Sirens are alarms: they signal harm. In the ancient world, sirens were figured as women (part bird or part fish but all witch) whose seductive song was an invitation to self-harm. Their song had sailors forget their homes, honor, language, and sense of self, leaving them to waste away in exile. Both siren songs, ancient and nascent, remain in the realm of danger, then. Still, if our conceptions of sirens have changed, our notions of control have not. We would still like to save ourselves in every instance; we would still like to get home, sweet song or not. Yet, instructively, in the original Greek of the Odyssey, of the Sirens who sang to Odysseus and his crew, Homer indicated no body but a voice. The seduction the Sirens offered was purely cognitive. The technology of this voice was some “honeyed song,” emitted as if from a speaker over land across water indicating other nonnegotiable borders: between exile and home, foreign and familiar, female and male, nonhuman and human, danger and safety, language as noise and language as linguistic meaning, language as transgression. These borders were an ideology of enforced binaries, and fundamentally unjust and untrue.
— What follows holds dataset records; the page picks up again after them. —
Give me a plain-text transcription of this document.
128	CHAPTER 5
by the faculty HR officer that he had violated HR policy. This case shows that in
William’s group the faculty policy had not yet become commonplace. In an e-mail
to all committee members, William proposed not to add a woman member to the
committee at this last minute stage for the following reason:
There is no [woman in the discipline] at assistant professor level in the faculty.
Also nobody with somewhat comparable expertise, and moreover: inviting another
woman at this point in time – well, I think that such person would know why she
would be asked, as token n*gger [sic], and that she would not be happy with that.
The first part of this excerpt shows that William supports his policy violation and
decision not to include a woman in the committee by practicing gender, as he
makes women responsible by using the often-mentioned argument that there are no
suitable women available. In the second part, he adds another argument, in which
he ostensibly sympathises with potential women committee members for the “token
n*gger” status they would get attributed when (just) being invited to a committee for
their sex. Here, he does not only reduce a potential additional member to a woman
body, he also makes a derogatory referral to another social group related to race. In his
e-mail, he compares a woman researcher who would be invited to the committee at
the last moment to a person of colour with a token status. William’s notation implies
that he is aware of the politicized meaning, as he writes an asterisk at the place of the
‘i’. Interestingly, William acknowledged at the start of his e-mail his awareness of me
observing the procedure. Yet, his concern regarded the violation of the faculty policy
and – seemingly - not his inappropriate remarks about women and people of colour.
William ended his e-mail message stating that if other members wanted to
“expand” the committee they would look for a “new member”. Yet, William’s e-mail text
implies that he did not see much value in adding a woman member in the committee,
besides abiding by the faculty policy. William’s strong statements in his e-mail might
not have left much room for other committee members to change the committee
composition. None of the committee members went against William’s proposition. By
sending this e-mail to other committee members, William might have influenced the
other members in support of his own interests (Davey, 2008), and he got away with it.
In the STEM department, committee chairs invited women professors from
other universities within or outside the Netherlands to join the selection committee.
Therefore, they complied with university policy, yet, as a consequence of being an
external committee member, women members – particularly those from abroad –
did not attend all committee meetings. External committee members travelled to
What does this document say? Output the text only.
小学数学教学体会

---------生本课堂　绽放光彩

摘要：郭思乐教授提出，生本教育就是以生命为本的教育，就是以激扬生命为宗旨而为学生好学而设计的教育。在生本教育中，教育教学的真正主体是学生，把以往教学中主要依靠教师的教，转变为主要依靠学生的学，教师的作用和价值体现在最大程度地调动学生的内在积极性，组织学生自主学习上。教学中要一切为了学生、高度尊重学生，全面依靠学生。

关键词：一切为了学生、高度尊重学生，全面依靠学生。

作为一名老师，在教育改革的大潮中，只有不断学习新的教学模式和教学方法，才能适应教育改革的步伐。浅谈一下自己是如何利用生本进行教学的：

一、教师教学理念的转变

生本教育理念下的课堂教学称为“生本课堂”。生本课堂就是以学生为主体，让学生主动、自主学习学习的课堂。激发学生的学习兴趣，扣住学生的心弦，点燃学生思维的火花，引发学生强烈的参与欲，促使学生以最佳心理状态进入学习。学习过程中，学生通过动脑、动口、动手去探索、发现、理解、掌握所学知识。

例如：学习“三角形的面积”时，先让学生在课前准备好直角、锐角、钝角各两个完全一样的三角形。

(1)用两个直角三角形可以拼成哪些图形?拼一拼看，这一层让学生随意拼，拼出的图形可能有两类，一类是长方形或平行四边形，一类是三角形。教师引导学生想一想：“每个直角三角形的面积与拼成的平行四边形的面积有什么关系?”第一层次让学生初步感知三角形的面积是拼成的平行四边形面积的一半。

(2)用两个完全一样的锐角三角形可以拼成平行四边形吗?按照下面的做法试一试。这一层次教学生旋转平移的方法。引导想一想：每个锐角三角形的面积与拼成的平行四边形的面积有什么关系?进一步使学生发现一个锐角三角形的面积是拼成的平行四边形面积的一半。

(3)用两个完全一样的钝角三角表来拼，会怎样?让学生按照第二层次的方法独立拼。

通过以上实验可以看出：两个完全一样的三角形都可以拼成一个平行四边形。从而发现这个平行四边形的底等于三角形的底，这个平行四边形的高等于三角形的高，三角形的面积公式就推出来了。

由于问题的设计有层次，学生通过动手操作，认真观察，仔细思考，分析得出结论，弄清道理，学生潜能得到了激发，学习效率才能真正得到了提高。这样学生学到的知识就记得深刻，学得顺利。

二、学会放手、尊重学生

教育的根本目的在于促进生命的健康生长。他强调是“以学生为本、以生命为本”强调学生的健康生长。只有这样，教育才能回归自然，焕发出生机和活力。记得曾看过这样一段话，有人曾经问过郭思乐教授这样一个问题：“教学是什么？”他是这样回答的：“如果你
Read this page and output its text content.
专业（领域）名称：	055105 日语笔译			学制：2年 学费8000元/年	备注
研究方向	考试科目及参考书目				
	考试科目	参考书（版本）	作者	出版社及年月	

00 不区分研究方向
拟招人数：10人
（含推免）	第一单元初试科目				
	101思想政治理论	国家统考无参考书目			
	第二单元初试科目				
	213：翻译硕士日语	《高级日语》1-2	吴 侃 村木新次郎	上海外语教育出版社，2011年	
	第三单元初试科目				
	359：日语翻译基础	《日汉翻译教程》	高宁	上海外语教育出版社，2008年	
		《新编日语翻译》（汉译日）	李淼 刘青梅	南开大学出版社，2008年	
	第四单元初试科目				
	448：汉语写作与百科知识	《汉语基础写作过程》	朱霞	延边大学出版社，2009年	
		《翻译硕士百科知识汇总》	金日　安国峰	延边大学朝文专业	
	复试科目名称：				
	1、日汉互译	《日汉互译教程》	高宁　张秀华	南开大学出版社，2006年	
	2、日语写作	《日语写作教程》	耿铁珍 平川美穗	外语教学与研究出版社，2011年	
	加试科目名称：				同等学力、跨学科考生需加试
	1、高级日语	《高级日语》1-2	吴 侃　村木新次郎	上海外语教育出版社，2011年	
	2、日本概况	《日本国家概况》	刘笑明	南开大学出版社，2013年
But poetry is politics, always. Either body or all sound, though, our Siren might be prosthetic and/or symbiotic, at once an ecosystem and an elegy—that is, an extension of ourselves and ideologies into other receiving bodies.
SIREN (some poetics) examines what lies beyond such borders and binaries, exploring the technology of the voice in its myriad incarnations, recurrent art-historical iterations, and present aesthetic and political meanings. The exhibition will examine the Siren as a figure of myth, mouth, earth, sound, silence, alarm, poetry, bacteria, hyphae, and as a kind of technology: of gender, sound, poetry, machine, fiction. Moving away from the cool, clinical, conceptual and mostly two-dimensional exhibitions that have so often stood for language as a visual-art practice, in which the white cube stands in for the pale page, SIREN will be situated in the earth and its ecosystems, exploring both human and nonhuman forms of poetics and language-making, from fungal networks to gut bacteria. No body but a voice, as the ancients might have said, a kind of alarm for those bound for and to a language-strewn future.
The show is prefaced, in the months leading up to the opening, by The Noon Sirens, an online public program curated by Hana Noorali and Lynton Talbot that takes its title from the titular global standard of testing all alarm sirens at 12 hundred hours. An extensive publication will follow the exhibition.
This exhibition is organized by poet and editor Quinn Latimer.